Indonesia's energy ministry has finalized regulations to establish an agency tasked with collecting levies on coal sales from miners to domestic power plants, a senior official said on December 15, with the new body expected to start operations in early 2024.
The Ministry of Energy and Mineral Resources confirmed the rules for the Management Agency Partners (MIP) were finalized after being socialized with coal companies.
"We have finalized the Presidential Decree, it was socialized to all companies. We hope that by the end of this year (the regulations) can be signed," Lana Saria, Director of Coal Business Development at the ministry, told reporters.
Saria was speaking on the sidelines of a discussion on coal strategy in Indonesia's energy transition, held in the capital Jakarta.
The formation of MIP will enable the government to secure coal supplies for domestic power plants, known as Domestic Market Obligation (DMO).

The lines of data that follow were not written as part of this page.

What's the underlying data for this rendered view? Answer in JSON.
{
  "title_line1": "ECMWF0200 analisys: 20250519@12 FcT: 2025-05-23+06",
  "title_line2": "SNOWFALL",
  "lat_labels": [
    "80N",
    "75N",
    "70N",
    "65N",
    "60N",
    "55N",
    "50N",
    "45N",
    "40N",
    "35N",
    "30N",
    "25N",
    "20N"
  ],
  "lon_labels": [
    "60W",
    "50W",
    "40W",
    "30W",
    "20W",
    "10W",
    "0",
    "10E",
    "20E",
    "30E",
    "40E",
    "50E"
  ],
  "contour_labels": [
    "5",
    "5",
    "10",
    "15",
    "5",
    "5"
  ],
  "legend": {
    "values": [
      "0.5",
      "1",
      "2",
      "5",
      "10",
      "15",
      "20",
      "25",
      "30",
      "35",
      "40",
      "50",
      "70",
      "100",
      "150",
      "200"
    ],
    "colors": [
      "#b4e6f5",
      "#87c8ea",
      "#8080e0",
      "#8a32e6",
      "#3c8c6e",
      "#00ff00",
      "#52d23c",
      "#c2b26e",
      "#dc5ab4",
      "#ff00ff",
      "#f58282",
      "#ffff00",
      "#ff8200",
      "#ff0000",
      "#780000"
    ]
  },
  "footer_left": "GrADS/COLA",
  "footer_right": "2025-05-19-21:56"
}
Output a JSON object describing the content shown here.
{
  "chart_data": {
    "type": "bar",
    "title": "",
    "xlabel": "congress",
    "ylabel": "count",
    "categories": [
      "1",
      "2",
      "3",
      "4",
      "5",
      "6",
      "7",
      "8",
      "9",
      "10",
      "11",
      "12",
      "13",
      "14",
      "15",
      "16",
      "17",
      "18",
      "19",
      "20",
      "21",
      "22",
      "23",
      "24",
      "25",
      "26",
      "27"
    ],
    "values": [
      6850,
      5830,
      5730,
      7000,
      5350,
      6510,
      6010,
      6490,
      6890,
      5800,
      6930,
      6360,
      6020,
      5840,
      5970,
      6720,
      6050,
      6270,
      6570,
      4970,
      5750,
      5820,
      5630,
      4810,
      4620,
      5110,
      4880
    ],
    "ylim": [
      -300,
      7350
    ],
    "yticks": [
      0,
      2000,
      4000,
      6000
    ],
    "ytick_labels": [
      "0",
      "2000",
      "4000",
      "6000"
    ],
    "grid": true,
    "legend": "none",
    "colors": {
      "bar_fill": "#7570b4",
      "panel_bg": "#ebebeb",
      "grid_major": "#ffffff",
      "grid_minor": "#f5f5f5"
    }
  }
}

Currently, the DMO price for thermal coal used in power plants has been set at $70/t.
Ensuring adequate supplies at affordable prices has been crucial for Indonesia as coal still fuels over 60% of its electricity generation. The Southeast Asian nation is the world's largest exporter of thermal coal and has ramped up renewable energy development in recent years.
The new collection agency is expected to help fund a subsidy scheme for miners obliged to sell a portion of output below market prices to state utility Perusahaan Listrik Negara.